Non-blocking standard send, message size > threshold
Non-blocking receive
The case of a non-blocking standard send MPI_Isend (S) for a message larger than the threshold is more interesting:
Compared to a blocking send, sync overhead is reduced by the time between the MPI_Isend (S) and the MPI_Wait (S)
For a blocking send, the synchronization overhead would be the period between the blocking call and the copy over the network. For a non-blocking call, the synchronization overhead is reduced by the amount of time between the non-blocking call and the MPI_Wait (S), in which useful computation is proceeding.
Now even more benefit from posting MPI_Irecv (S) early: imagine sync overhead if MPI_Recv (S) replaced MPI_Wait (S)

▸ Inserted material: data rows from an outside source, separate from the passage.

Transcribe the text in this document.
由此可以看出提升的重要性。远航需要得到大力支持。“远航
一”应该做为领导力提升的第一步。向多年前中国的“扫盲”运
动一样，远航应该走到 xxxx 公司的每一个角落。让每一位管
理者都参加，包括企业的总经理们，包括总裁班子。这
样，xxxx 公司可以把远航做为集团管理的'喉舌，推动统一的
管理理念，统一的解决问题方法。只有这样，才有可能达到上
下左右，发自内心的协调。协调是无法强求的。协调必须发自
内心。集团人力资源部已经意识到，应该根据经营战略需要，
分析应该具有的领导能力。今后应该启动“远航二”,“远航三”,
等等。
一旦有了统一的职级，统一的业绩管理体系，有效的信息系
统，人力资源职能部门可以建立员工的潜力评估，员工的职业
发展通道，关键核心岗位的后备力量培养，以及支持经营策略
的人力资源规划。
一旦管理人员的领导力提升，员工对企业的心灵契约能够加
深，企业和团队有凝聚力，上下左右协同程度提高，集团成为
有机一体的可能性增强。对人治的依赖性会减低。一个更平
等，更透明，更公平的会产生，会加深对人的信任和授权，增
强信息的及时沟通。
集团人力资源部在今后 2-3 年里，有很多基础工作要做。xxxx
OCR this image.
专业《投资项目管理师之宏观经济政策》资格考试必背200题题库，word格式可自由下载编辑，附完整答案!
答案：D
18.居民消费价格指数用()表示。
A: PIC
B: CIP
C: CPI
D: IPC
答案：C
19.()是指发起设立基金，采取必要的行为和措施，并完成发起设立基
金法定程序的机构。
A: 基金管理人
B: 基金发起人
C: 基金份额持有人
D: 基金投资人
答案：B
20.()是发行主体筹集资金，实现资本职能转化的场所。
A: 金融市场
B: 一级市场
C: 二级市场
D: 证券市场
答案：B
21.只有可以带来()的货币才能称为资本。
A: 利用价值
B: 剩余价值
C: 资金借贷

Again, the non-blocking receive MPI_Irecv (S) will reduce synchronization overhead on the receiving task for the case in which the receive is posted first. There is also a benefit to using a non-blocking receive when the send is posted first. Consider how the figure would change if a blocking receive were posted. Typically, blocking receives are posted immediately before the message data must be used (to allow the maximum amount of time for the communication to complete). So, the blocking receive would be posted in place of the MPI_Wait. This would delay the synchronization with the send call until this later point in the program, and thus increase synchronization overhead on the sending task.